Se quedaba solo de nuevo.

Juro que hasta la cabeza del toro en la pared volteó a verme. En ese momento la puerta del bar se cerró frente a mis ojos.

Enrique y yo salimos a pasos apresurados, viéndonos y a la vez riéndonos, confundidos por todo el surrealismo vivido solo unos minutos antes.

-¡Jajajajajajaja!– me carcajeaba cuando recordaba el intento del licenciado de besar a Enrique.

-¡Shooooo, jaajajajaja, shoooo, qué putas! ¿Mano, qué putas le paso a ese Don?– Decía Enrique.

-¡Fue tu culpa mano!
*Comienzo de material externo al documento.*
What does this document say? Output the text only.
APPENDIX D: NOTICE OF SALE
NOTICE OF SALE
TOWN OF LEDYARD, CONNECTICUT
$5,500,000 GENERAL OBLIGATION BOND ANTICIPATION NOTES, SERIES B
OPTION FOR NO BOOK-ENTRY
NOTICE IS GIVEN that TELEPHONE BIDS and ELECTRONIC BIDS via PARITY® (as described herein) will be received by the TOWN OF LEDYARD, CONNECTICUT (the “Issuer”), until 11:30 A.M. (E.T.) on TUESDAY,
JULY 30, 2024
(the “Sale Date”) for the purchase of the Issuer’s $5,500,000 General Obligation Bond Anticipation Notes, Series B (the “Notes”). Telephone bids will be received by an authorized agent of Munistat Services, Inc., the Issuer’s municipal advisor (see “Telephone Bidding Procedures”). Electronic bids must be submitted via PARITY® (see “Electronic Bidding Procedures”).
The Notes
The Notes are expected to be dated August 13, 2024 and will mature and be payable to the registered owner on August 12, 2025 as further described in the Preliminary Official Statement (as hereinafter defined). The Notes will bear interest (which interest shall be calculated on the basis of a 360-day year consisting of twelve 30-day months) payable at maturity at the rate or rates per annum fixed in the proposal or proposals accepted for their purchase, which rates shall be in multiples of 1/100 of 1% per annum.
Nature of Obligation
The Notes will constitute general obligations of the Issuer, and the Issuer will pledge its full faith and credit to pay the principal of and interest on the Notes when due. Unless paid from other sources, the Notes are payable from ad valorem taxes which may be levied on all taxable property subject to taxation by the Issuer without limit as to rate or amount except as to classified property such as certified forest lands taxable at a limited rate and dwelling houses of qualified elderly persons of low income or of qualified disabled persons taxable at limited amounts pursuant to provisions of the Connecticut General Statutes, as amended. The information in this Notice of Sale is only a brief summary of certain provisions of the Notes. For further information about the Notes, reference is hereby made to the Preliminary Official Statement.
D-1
Por qué chingados le dijiste que se sentara con nosotros, jajajajajaja-

No dejaba de reírme. Pero en el fondo era una risa amarga. Sentí escalofríos de pensarme de esa manera. ¿Será posible que yo termine como un viejo de ojos saltones sentado en la barra de un bar? ¿Pensaré que todo es una mierda y, vapuleado por la vida, trataré de besar al primer cabrón que se siente a mi lado?

Afuera en la calle, vi como Enrique buscaba entre sus bolsillos un cigarro.

-¿Tenés cigarros? Me preguntó. Pero como soy fumador ocasional esa vez no tenía cigarrillos que compartir.  

-Voy por unos ahora vengo- cruzó la calle y se dirigió con la chiclera que además es cuidacarros.

Esperaba a Enrique cuando a mi lado pasó un hippie de rastas quién, a escasos tres metros de mí, se detuvo. Sin la menor de las vergüenzas se sacó el pito y se puso a mear. Le valía una mierda si lo miraban o no. El chorro apestoso empezó a caer en la banqueta y vi como el líquido empezaba a deslizarse lentamente hacia mis zapatos. “¡hijo de puta!”- pensé.

El líquido se acercaba más y más, y a centímetros de que la meada rozara mis zapatos, di un pequeño brinco y la esquivé. Entonces caminé a la esquina y pensé de nuevo en el Licenciado. Me preguntaba si así como los orines del hippie, el desencanto de habitar en esta ciudad lo había alcanzado. Con la diferencia de que él no había podido saltar y la meada, cual marea, lo revolcó en su peste.

Estaba en mis cavilaciones cuando la mano de Enrique me ofreció un cigarro. Lo tomé y encendí. Caminamos despacio por la avenida. Algunos skaters pasaban a toda velocidad a nuestro lado. Nuestras siluetas empezaban a desvanecerse. Las calles no dejaban de recordarme que la ciudad es la única que no está dispuesta a envejecer.